Hundreds of long conversations.
Thousands of kisses.
Millions of laughs.
Some things are hard to count.
Dustin and I got married young. He was 23. I was 22, and had graduated college just four months earlier.
I often wonder if we did it the right way. It has become much more common to wait a few years to wed. According to these statistics, the average age for women to get married in the US was 27.4 years in 2017. For men it was 29.5 years. (If this was true for Dustin, he wouldn’t even be married yet.)
Instead, here we are at 28 and 29 celebrating another year where we managed to work through our problems together without killing the other person. And y’all, it ain’t easy.
Getting married so young meant we had to learn how to “adult” together. We had to learn how to manage finances, navigate the job market, and organize a household together.
Learning these skills together was valuable in a sense–we each had a partner by our side to help us through the process. In another way, learning life skills together means everything, everything requires compromise. You don’t get to choose your way on anything because every decision affects the both of you.
For us, getting married young was right. It was also incredibly difficult.
Looking back on the six years we’ve been married, I smile at the many high points Dustin and I have experienced together (like bringing our precious daughter into the world)… and I regret the moments when I have allowed arguments to spin out of control and said hurtful things that I couldn’t take back.
Praise God for grace and forgiveness.
This is the number one lesson I’ve learned in marriage:
Marriage is awesome. You get to spend every day with someone you love and who makes you happy. It’s also hard. Why? Because early on you find out that marriage requires sacrificing a lot.
You cannot be selfish in marriage. A successful marriage requires you to put aside your needs for the needs of the other person. This is not always fun to do. In fact, sometimes it really sucks.
But here is why it works: your spouse will do the same for you.
Remember what Jesus said in Luke 9:23: “Whoever wants to be My disciple must deny themselves and take up their cross daily and follow Me.”
In the same way that being a Christian means rejecting your sinful desires and following Christ, being a good husband or wife means denying yourself and focusing on your spouse. When both husband and wife follow this model of putting the other’s needs first, both people feel appreciated, valued, and loved.
And one bonus tip: it’s way easier to follow this method if both spouses are pursuing Christ first and foremost in their lives.
Dustin and I have done this right and we’ve done this wrong over the years. We’ve seen the difference this makes in our marriage and we want to shout it from the rooftops: being equally yoked is a good start but it’s not enough.
We were always equally yoked. We had been Christians for many years before we married, or even met.
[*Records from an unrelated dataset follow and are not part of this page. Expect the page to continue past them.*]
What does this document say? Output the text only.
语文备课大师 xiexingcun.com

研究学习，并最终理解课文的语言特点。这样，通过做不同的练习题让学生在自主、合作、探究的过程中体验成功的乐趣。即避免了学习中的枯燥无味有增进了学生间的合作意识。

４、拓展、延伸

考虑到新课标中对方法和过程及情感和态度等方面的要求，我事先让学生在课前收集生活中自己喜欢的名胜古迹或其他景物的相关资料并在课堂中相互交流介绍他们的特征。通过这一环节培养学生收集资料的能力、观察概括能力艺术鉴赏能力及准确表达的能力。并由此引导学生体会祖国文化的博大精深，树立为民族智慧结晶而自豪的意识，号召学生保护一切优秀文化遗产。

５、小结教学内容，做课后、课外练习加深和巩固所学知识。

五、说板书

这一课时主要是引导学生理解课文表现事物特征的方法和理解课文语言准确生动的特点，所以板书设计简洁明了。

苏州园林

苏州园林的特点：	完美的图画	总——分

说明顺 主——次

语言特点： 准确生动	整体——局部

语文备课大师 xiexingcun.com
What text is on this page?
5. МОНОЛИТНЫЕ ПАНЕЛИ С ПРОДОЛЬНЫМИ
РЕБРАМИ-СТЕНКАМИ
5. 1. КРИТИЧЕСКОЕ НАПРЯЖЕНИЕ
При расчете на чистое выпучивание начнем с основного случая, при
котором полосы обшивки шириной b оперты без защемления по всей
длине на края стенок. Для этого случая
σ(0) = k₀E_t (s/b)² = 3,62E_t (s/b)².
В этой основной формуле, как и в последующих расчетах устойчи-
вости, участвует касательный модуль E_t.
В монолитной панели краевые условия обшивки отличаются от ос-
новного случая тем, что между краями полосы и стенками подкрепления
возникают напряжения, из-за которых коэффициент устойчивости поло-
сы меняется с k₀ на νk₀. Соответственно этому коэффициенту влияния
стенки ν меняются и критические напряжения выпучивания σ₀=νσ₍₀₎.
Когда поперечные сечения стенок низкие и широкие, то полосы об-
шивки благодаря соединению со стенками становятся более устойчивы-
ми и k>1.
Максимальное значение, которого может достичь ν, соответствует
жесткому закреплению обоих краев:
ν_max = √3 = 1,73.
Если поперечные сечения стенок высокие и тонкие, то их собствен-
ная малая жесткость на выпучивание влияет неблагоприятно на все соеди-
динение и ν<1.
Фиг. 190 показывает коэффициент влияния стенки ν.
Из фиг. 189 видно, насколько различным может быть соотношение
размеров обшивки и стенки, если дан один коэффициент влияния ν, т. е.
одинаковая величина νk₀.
But Christianity cannot be passive.
When we actively pursue the Lord in our daily lives, we grow closer to one another. It’s a beautiful side effect of our faith, and something that I believe God intended all along when he created marriage.
I am so grateful for the six years that Dustin and I have shared together. We’ve each grown personally and we’ve grown as a couple. And yet, I know that we have a lot of learning to do as the years continue to pass.
If there’s one thing that sums up six years of marriage it’s this: we’ve had our surprises (*cough* Emmanuella *cough*).
The unexpected, both good and bad, has cropped up over the years. It’s been a journey getting this far. But I know for sure that there is no partner I’d rather have by my side through it all than Dustin.
Let’s celebrate all that we’ve shared so far and look to the future.